Grace approached Charlie and picked him up. “Little darling. Tired? Tired now and ready for a nap?”
Charlie made a fist and struck Grace across the chin.
“No!” Isabel’s voice was harsh, and Charlie looked at her in wide-eyed astonishment.
“That’s all right,” said Grace. “Didn’t hurt.”
“It’s not all right,” said Isabel testily. “Don’t tell him it’s all right to hit people. Just don’t!”
Grace looked at Isabel, registering much the same surprise as did Charlie. “He didn’t mean it.”
Isabel half turned away. “He did. He hit you.” She turned back and looked at Charlie. “You mustn’t hit people, Charlie. Wrong. Bad.” She thought, inconsequentially and absurdly:
Grace was stroking Charlie’s cheek, and the little boy was smiling in response. “Grace put you to bed?” said Grace. “Grace tuck you up?” She looked to Isabel for confirmation.
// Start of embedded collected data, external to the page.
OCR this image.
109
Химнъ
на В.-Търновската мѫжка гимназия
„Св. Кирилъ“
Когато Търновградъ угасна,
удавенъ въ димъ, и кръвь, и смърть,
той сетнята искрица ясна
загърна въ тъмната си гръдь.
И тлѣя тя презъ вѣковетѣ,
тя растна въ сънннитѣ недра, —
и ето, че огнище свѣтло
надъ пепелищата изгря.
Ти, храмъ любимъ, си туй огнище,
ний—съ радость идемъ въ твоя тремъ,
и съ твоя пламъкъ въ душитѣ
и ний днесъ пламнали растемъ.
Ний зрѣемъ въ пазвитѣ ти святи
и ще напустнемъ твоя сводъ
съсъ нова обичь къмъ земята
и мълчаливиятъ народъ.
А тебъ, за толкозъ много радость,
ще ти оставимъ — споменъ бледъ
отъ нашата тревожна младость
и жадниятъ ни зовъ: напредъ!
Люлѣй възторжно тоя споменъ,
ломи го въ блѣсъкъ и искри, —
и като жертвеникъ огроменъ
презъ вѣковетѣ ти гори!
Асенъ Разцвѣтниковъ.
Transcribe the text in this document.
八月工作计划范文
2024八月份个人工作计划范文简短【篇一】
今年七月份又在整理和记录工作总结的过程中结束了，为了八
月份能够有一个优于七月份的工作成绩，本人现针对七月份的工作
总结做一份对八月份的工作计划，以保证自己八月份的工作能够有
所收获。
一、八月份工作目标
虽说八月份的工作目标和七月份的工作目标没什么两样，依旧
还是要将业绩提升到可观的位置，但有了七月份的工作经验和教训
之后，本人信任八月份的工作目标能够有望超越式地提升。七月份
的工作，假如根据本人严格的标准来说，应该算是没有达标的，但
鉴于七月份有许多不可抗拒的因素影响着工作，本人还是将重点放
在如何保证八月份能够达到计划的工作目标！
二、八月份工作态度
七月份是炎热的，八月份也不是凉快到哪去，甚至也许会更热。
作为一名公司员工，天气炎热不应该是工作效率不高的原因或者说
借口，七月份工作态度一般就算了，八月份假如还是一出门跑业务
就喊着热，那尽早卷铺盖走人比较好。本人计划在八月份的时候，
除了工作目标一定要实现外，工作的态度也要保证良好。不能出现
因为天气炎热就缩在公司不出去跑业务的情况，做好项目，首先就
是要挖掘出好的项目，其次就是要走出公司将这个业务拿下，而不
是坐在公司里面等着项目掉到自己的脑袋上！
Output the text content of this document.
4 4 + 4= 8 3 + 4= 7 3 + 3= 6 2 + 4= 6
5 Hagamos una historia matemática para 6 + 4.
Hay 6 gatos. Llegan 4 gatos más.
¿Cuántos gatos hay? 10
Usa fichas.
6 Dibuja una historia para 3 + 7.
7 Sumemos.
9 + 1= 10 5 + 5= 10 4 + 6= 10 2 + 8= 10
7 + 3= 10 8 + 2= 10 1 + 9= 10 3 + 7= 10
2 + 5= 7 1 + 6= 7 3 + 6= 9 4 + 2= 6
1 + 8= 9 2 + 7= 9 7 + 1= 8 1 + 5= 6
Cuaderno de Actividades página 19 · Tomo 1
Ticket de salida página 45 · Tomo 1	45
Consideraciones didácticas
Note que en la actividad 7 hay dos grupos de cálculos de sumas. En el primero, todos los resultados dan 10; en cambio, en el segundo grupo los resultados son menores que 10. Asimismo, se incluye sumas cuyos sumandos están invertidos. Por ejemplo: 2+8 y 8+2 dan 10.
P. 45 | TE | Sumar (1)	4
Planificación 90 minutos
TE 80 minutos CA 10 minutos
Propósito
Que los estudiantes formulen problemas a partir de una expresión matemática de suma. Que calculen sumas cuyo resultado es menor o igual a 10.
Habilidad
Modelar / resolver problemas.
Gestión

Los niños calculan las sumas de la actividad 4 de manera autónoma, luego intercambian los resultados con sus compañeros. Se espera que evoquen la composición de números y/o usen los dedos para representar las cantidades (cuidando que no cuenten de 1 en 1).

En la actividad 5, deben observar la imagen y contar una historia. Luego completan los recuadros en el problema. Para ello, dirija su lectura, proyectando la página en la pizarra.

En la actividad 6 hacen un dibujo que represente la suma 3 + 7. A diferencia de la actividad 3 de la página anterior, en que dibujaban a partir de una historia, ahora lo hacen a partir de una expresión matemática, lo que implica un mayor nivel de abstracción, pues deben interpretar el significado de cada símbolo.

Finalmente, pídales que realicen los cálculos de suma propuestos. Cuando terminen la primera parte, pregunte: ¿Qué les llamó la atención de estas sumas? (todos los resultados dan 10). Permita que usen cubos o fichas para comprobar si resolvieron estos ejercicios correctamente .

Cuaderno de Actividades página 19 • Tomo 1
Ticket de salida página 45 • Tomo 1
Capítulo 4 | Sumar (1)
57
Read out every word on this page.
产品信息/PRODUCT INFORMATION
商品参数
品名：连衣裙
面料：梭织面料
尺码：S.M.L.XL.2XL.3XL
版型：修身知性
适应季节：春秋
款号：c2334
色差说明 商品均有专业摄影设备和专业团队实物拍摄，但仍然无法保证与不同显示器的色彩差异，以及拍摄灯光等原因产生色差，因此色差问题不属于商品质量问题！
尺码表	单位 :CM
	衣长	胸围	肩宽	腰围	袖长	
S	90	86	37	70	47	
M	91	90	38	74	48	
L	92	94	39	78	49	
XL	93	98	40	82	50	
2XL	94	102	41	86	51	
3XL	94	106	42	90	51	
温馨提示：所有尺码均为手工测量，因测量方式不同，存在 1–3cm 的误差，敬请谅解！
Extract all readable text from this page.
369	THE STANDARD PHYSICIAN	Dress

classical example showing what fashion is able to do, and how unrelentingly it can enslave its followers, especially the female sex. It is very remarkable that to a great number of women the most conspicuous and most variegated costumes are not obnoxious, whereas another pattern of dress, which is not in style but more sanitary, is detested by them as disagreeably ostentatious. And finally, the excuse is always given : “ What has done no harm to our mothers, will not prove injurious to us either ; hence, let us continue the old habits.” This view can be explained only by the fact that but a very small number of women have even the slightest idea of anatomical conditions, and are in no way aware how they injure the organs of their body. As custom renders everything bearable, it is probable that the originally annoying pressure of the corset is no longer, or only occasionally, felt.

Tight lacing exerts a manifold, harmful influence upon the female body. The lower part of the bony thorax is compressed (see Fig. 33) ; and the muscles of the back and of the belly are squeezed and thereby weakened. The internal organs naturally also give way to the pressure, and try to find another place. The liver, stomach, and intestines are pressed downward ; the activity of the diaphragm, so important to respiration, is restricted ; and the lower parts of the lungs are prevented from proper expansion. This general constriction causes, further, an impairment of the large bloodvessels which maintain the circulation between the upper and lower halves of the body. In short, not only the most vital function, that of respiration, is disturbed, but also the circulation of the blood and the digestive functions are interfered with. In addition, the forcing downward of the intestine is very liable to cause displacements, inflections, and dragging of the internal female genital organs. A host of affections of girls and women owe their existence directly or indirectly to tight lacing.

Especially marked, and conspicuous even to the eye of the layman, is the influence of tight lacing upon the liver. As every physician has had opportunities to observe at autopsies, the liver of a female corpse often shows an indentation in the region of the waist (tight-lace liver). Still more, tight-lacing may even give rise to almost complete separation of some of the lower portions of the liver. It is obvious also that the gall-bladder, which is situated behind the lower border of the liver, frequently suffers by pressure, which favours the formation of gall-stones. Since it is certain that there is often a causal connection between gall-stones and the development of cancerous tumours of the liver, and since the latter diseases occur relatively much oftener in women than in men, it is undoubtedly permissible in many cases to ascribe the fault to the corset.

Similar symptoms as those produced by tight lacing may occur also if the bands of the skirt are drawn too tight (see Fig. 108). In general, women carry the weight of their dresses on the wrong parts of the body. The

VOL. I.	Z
“Yes,” said Isabel. “If you wouldn’t mind. I have …” She gestured towards the study door. “I have work to do … Or rather, I have to …”
“If you need to go out,” said Grace, “I’ll look after our wee friend here. I’ve done all the ironing—it’s all stacked away. I could take him to Blackford Pond later on.”
“Ducks,” shouted Charlie.
“You see,” exclaimed Grace. “Clever boy. Clever, clever boy! There are indeed ducks in Blackford Pond.”